It's easy to understand why more Americans chose Gore than Bush to be their president in 2000.
From a Madison Capital Times editorial, 8/9/03:
http://www.madison.com/captimes/opinion/editorial/54417.php
The American people chose well in the 2000 contest for the presidency.
Unfortunately, they did not get their choice.
Al Gore won the most votes for president in 2000.
And, had the U.S. Supreme Court not intervened, he might well have won
the electoral votes of Florida and taken the oath of office on Jan.
20, 2001.
Instead, the oath was taken by George W. Bush, a frequently failed
businessman who gained political stature not by virtue of his
accomplishments but by virtue of his relationships, and whose
understanding of international affairs was so slim that he struggled
to name the leaders of the nations that were America's closest allies.
And the rest has been history:
tax cuts for the rich and layoffs for working Americans,
record deficits,
deindustrialization,
declining farm prices,
botched responses to terrorist threats,
the undermining of civil liberties,
two unfinished wars,
and the collapse of American credibility on the global stage.
Gore has been graceful in defeat, refraining for the most part from
commenting on Bush's dismal handling of the most important job in the
world.
But last week he gave voice to the frustrations of a growing number of
Americans.
"Millions of Americans now share a feeling that something pretty basic
has gone wrong in our country and that some important American values
are being placed at risk. And they want to set it right," Gore said
during his speech to MoveOn.org activists at New York University.

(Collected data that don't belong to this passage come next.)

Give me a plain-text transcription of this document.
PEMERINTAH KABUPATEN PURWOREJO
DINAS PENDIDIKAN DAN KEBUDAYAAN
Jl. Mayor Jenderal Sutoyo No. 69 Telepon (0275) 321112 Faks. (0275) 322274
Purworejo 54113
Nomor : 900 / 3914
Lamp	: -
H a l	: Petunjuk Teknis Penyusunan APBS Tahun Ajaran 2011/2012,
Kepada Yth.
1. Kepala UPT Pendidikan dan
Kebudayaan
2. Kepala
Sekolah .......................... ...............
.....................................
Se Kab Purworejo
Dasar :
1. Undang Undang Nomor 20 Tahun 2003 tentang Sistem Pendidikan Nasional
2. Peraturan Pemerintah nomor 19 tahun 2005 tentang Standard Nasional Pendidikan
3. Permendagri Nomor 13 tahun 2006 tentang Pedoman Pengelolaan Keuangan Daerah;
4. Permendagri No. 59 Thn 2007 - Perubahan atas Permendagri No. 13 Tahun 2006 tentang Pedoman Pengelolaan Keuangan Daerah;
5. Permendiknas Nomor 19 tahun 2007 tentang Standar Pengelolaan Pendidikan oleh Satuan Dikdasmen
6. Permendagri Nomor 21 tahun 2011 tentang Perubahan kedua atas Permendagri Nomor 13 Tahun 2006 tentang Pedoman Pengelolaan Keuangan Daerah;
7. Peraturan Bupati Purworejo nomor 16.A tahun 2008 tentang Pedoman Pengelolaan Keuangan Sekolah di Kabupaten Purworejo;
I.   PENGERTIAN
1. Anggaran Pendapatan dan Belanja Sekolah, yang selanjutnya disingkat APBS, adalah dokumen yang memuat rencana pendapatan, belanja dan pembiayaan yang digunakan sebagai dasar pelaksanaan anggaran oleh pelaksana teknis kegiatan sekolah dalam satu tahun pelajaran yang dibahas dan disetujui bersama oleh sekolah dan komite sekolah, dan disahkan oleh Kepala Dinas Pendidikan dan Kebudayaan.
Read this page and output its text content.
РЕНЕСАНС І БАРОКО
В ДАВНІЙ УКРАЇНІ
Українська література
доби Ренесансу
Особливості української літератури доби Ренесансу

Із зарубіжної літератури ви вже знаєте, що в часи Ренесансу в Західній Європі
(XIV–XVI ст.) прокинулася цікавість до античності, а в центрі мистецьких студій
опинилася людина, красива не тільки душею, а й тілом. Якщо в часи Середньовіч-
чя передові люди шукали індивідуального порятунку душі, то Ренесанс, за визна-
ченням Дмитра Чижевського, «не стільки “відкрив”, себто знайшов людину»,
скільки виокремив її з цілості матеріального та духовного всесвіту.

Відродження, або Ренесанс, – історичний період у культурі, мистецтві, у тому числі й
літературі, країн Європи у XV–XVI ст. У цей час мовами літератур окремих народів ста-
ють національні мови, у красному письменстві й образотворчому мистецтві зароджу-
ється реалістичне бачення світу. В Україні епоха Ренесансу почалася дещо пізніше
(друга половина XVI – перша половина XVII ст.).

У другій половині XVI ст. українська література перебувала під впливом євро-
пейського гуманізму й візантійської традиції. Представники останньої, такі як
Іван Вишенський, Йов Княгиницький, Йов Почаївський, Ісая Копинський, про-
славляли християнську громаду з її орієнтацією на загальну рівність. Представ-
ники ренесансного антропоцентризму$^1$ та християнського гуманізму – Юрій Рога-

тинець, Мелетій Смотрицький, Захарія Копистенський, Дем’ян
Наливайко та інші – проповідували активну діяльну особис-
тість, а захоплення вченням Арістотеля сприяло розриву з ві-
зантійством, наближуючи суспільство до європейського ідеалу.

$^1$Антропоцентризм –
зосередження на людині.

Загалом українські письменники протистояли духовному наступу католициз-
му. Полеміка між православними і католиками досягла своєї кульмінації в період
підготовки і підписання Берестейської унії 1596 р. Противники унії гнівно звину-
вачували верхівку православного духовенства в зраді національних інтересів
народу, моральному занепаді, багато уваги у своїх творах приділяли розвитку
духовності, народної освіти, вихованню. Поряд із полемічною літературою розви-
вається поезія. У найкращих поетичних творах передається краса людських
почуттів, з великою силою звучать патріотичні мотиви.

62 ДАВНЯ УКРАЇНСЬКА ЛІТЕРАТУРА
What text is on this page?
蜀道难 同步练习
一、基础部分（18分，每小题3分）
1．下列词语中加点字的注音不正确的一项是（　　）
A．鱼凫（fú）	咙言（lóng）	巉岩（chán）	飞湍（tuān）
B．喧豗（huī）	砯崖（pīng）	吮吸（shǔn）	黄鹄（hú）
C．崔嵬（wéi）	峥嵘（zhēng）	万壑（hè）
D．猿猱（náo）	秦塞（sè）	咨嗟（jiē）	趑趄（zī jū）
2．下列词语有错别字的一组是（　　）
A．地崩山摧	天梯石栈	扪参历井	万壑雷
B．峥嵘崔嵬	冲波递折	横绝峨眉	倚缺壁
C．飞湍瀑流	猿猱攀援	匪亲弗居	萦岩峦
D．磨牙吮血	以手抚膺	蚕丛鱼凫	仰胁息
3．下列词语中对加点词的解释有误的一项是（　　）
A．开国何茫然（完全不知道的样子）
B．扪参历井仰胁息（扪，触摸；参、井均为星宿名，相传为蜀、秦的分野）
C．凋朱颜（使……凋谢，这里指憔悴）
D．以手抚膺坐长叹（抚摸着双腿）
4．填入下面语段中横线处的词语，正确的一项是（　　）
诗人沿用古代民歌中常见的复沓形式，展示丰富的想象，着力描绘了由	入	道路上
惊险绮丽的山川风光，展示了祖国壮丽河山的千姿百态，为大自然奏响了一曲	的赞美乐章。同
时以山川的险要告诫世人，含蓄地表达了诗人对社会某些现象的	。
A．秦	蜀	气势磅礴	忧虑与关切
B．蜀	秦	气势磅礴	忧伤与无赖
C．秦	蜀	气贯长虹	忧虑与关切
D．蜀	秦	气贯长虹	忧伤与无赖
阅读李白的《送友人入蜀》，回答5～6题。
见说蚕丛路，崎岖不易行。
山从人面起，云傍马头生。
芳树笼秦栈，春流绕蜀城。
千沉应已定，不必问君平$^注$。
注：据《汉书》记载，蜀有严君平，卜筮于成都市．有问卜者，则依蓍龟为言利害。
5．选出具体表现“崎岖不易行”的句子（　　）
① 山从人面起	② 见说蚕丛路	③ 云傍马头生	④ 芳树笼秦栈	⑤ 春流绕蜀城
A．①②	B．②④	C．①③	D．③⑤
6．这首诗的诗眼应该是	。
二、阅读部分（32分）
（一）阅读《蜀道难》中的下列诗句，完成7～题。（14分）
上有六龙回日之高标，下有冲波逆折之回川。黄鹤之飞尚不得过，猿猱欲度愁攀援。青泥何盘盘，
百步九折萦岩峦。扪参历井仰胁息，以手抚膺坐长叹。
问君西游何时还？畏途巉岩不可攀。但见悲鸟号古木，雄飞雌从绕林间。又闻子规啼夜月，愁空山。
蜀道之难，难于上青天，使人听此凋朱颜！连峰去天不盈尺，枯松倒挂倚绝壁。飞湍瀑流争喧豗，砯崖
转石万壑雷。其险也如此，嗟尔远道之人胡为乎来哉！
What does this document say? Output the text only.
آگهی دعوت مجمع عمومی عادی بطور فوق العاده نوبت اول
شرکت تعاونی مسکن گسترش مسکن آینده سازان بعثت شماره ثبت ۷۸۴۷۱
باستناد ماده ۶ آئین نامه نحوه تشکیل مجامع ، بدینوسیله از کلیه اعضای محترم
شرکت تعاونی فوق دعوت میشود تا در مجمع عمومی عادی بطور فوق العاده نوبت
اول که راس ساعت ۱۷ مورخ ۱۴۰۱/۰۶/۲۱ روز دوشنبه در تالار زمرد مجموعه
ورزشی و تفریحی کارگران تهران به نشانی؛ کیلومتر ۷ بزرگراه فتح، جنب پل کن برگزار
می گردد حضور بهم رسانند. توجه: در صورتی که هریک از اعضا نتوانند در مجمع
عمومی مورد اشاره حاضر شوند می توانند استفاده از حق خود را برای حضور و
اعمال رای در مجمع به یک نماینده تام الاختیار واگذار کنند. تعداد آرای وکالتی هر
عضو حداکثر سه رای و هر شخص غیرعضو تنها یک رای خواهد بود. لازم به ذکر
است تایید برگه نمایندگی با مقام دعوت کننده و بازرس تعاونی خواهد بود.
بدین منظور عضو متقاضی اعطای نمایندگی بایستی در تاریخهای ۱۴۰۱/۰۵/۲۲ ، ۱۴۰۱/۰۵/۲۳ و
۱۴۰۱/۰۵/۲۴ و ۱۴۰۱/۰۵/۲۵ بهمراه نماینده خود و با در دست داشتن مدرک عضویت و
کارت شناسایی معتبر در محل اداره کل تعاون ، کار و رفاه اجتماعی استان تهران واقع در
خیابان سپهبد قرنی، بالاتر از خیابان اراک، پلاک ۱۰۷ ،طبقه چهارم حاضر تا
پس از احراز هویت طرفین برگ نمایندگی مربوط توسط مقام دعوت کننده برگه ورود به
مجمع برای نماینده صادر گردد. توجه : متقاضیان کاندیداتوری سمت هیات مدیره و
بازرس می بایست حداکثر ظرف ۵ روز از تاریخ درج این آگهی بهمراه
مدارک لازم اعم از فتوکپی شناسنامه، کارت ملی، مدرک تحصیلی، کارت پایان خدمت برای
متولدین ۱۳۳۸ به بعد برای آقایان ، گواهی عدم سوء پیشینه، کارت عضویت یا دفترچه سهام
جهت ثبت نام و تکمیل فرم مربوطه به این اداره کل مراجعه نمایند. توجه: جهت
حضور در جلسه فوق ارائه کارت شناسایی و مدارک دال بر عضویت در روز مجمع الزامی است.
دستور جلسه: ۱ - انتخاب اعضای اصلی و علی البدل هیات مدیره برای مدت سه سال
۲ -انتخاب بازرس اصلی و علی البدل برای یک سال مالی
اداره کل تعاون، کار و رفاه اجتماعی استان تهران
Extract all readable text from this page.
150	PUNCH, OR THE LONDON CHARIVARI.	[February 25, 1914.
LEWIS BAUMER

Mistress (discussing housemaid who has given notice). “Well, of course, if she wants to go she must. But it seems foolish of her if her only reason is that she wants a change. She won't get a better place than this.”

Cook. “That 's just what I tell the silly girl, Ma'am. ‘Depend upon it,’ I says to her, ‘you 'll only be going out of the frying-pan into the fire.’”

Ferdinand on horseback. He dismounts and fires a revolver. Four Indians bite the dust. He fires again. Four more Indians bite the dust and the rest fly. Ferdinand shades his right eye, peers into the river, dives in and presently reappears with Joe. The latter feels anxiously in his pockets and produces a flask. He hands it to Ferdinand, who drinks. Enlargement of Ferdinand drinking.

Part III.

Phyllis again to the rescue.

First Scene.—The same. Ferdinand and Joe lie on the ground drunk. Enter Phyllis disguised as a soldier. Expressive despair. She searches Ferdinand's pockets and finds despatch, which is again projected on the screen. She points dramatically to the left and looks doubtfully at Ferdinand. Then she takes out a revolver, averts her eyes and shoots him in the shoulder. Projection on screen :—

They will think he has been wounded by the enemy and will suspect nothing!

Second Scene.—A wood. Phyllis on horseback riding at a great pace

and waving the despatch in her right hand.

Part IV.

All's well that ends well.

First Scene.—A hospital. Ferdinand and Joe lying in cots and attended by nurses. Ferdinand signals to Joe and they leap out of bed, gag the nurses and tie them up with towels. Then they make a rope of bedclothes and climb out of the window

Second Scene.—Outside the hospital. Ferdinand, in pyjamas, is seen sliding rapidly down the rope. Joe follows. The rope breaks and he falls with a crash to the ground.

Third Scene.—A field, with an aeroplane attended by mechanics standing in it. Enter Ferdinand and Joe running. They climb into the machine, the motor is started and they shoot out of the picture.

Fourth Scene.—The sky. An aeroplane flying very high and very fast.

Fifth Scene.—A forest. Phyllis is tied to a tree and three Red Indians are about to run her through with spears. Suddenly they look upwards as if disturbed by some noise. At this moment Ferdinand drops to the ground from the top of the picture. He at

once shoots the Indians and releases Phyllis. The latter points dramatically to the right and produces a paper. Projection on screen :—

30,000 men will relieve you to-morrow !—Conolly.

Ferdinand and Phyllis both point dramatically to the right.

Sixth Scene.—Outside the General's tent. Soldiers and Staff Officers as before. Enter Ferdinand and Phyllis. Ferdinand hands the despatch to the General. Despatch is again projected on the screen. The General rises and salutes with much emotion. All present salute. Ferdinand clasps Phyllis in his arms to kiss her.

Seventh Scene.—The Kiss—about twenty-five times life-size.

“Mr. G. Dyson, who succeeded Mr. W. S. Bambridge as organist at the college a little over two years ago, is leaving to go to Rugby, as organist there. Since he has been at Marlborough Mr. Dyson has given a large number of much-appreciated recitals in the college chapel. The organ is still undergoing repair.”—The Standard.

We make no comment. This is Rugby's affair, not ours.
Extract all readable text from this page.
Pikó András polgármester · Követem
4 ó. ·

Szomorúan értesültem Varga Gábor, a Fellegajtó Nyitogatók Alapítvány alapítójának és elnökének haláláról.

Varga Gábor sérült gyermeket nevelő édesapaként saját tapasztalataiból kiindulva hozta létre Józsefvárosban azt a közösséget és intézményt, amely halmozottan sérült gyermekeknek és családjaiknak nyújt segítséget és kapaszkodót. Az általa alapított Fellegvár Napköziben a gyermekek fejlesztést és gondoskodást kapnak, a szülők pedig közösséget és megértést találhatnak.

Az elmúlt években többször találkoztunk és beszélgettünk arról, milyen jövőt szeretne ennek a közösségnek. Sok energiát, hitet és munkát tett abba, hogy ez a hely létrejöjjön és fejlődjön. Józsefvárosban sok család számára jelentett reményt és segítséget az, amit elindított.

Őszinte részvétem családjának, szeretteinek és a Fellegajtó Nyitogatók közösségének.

Noting the recent controversy over Bush's deceptive use of
intelligence data to make the case for war with Iraq, Gore said, "Here
is the pattern that I see:
The president's mishandling of and selective use of the best evidence
available on the threat posed by Iraq is pretty much the same as the
way he intentionally distorted the best available evidence on climate
change and rejected the best available evidence on the threat posed to
America's economy by his tax and budget proposals."
Gore's speech was a masterful dissection of what ails America.
And he pointed the finger of blame in the proper direction.
"At first I thought maybe the president's advisers were a big part of
the problem.
Last fall, in a speech on economic policy at the Brookings
Institution, I called on the president to get rid of his whole
economic team and pick a new group.
And a few weeks later, damned if he didn't do just that - and at least
fix," Gore said.
"But now, a year later, we still have the same bad economic policies,
and the problems have, if anything, gotten worse.
So, obviously, I was wrong: Changing all the president's advisers
didn't work as a way of changing the policy.
I remembered all that last month when everybody was looking for who
ought to be held responsible for the false statements in the
president's State of the Union address.
And I've just about concluded that the real problem may be the
president himself and that next year we ought to fire him and get a
new one."
Last week, Mario Cuomo, former governor of New York, surveyed the
field of Democratic presidential contenders for 2004 and pronounced it
insufficient.
Cuomo said Gore should get in the race.
We don't necessarily agree with that view, but after hearing Gore's
speech, we certainly understand it.
Gore says he is sticking with his decision not to run.
But, listening to him last week, it was easy to understand why more
Americans chose Al Gore than George W. Bush to be their president in
2000.
And why they might choose Gore again in 2004.